FAMM has released a new report, Time for Justice: The Urgent Need for Second Chances in Pennsylvania’s Sentencing System,” which looks at the harms and injustices of extreme sentences in Pennsylvania, with a focus on minimum sentences of 20 years or longer. The report also provides recommendations for reform (press release available here).

Key findings include:

• In 2019, Pennsylvania imprisoned more than seven times the number of people that it did in 1970.  That growth was driven by punitive policy choices, not increases in crime, and it did not make Pennsylvanians safer.

• Pennsylvania is a national leader in imposing extreme sentences.  This ranking is largely driven by two laws: the mandatory minimum sentence of life imprisonment required for first- and second-degree murder, and the denial of parole eligibility to anyone serving a life sentence. In Pennsylvania prisons, 13.4% of people are serving life without parole (LWOP), compared to only 3.6% nationally.

• The population serving extreme sentences in Pennsylvania has surged over the last few decades. There were more than nine times as many people serving extreme sentences in 2019 than there were in 1980.
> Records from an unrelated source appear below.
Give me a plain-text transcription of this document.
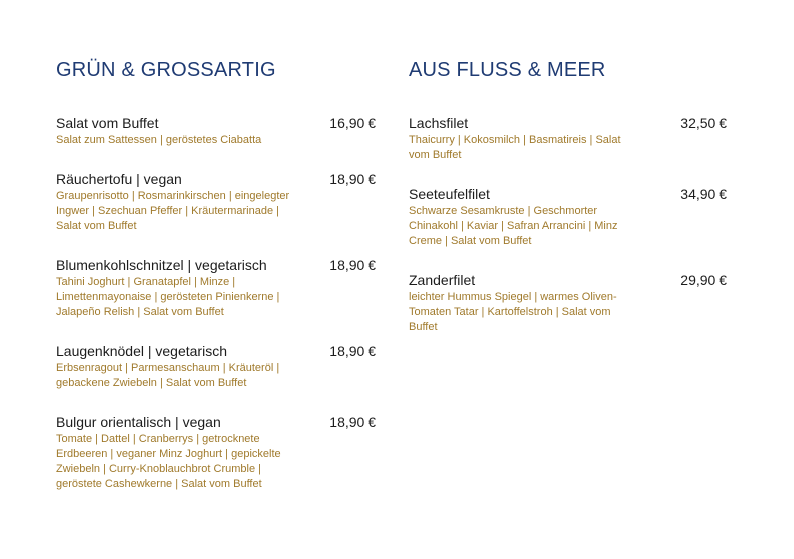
GRÜN & GROSSARTIG
Salat vom Buffet	16,90 €
Salat zum Sattessen | geröstetes Ciabatta
Räuchertofu | vegan	18,90 €
Graupenrisotto | Rosmarinkirschen | eingelegter Ingwer | Szechuan Pfeffer | Kräutermarinade | Salat vom Buffet
Blumenkohlschnitzel | vegetarisch	18,90 €
Tahini Joghurt | Granatapfel | Minze | Limettenmayonaise | gerösteten Pinienkerne | Jalapeño Relish | Salat vom Buffet
Laugenknödel | vegetarisch	18,90 €
Erbsenragout | Parmesanschaum | Kräuteröl | gebackene Zwiebeln | Salat vom Buffet
Bulgur orientalisch | vegan	18,90 €
Tomate | Dattel | Cranberrys | getrocknete Erdbeeren | veganer Minz Joghurt | gepickelte Zwiebeln | Curry-Knoblauchbrot Crumble | geröstete Cashewkerne | Salat vom Buffet
AUS FLUSS & MEER
Lachsfilet	32,50 €
Thaicurry | Kokosmilch | Basmatireis | Salat vom Buffet
Seeteufelfilet	34,90 €
Schwarze Sesamkruste | Geschmorter Chinakohl | Kaviar | Safran Arrancini | Minz Creme | Salat vom Buffet
Zanderfilet	29,90 €
leichter Hummus Spiegel | warmes Oliven-Tomaten Tatar | Kartoffelstroh | Salat vom Buffet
• Pennsylvania’s extreme sentencing practices have overwhelmingly impacted people of color, especially Black people, who make up less than 11% of Pennsylvania’s population but 65% of people serving life sentences and 58% of those serving non-life sentences of 20 years or longer.

• Pennsylvania’s extreme sentencing practices have created a large (and growing) elderly prison population, which increased thirtyfold from 1979 to 2019.
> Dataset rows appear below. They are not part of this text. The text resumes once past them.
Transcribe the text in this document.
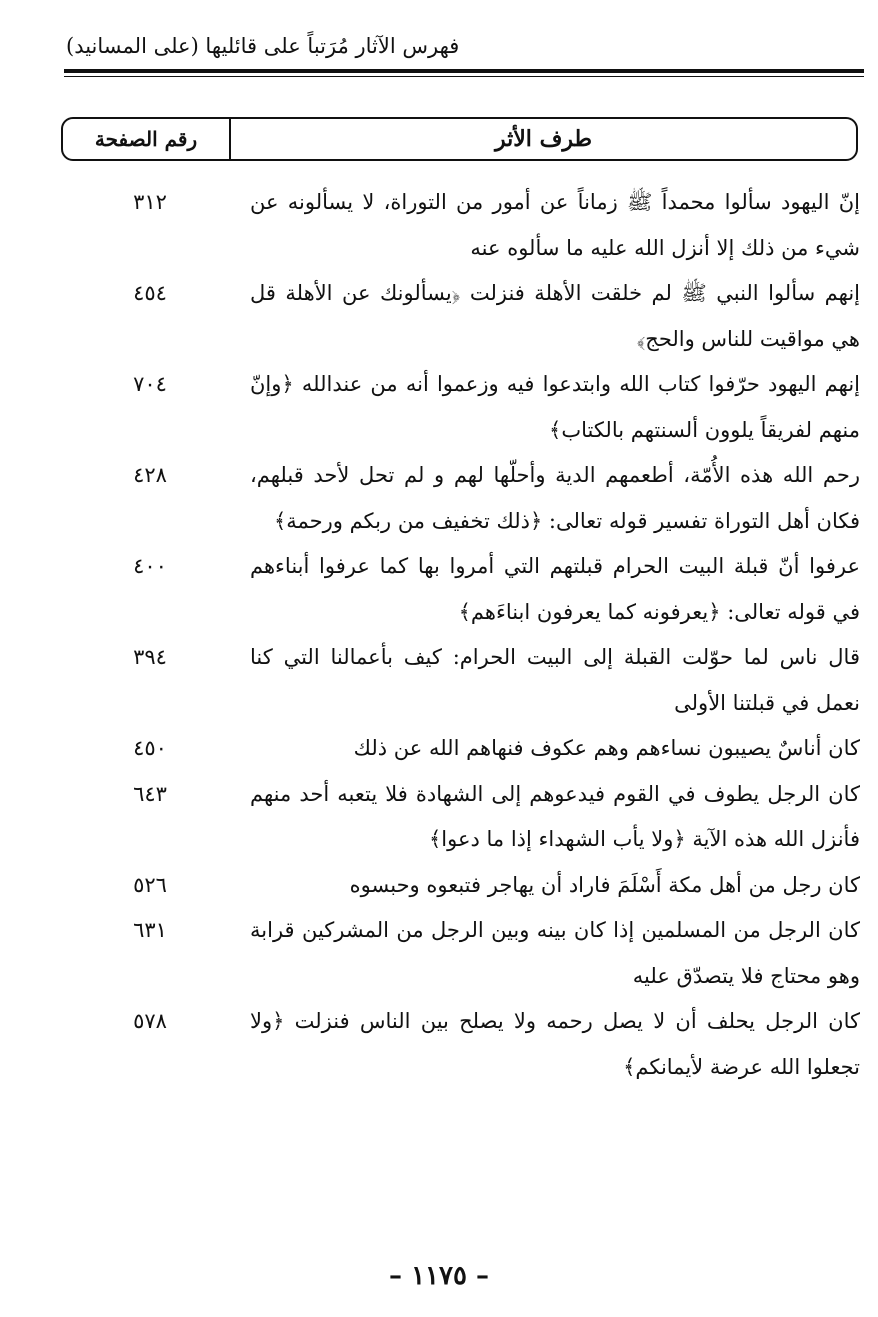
فهرس الآثار مُرَتباً على قائليها (على المسانيد)
طرف الأثر
رقم الصفحة
إنّ اليهود سألوا محمداً ﷺ زماناً عن أمور من التوراة، لا يسألونه عن شيء من ذلك إلا أنزل الله عليه ما سألوه عنه
٣١٢
إنهم سألوا النبي ﷺ لم خلقت الأهلة فنزلت ﴿يسألونك عن الأهلة قل هي مواقيت للناس والحج﴾
٤٥٤
إنهم اليهود حرّفوا كتاب الله وابتدعوا فيه وزعموا أنه من عندالله ﴿وإنّ منهم لفريقاً يلوون ألسنتهم بالكتاب﴾
٧٠٤
رحم الله هذه الأُمّة، أطعمهم الدية وأحلّها لهم و لم تحل لأحد قبلهم، فكان أهل التوراة تفسير قوله تعالى: ﴿ذلك تخفيف من ربكم ورحمة﴾
٤٢٨
عرفوا أنّ قبلة البيت الحرام قبلتهم التي أمروا بها كما عرفوا أبناءهم في قوله تعالى: ﴿يعرفونه كما يعرفون ابناءَهم﴾
٤٠٠
قال ناس لما حوّلت القبلة إلى البيت الحرام: كيف بأعمالنا التي كنا نعمل في قبلتنا الأولى
٣٩٤
كان أناسٌ يصيبون نساءهم وهم عكوف فنهاهم الله عن ذلك
٤٥٠
كان الرجل يطوف في القوم فيدعوهم إلى الشهادة فلا يتعبه أحد منهم فأنزل الله هذه الآية ﴿ولا يأب الشهداء إذا ما دعوا﴾
٦٤٣
كان رجل من أهل مكة أَسْلَمَ فاراد أن يهاجر فتبعوه وحبسوه
٥٢٦
كان الرجل من المسلمين إذا كان بينه وبين الرجل من المشركين قرابة وهو محتاج فلا يتصدّق عليه
٦٣١
كان الرجل يحلف أن لا يصل رحمه ولا يصلح بين الناس فنزلت ﴿ولا تجعلوا الله عرضة لأيمانكم﴾
٥٧٨
– ١١٧٥ –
Pennsylvania’s extreme sentences are a high-cost, low-value proposition for taxpayers.

• Researchers have found no evidence that severe sentencing policies discourage people from choosing to engage in crime.

• Extreme sentences are not necessary for preventing recidivism, because the vast majority of people who commit crimes — even very serious crimes — naturally grow out of criminal behavior as they age and mature.  For example, of the 174 Philadelphia juvenile lifers — all originally convicted of homicide — who were resentenced and released following landmark U.S. Supreme Court decisions, only two (1.1%) had been reconvicted of any offense as of 2020.

• Based on average incarceration costs, the Pennsylvania Department of Corrections (DOC) is spending $220 million per year to incarcerate 3,892 people who have already served at least 20 years.  The true cost is undoubtedly higher, because incarceration costs increase dramatically as people age and need more medical care.

• The average cost for incarcerated individuals in skilled or personal care units is $500 per day (or $182,625 per year), more than three times the cost for the general population.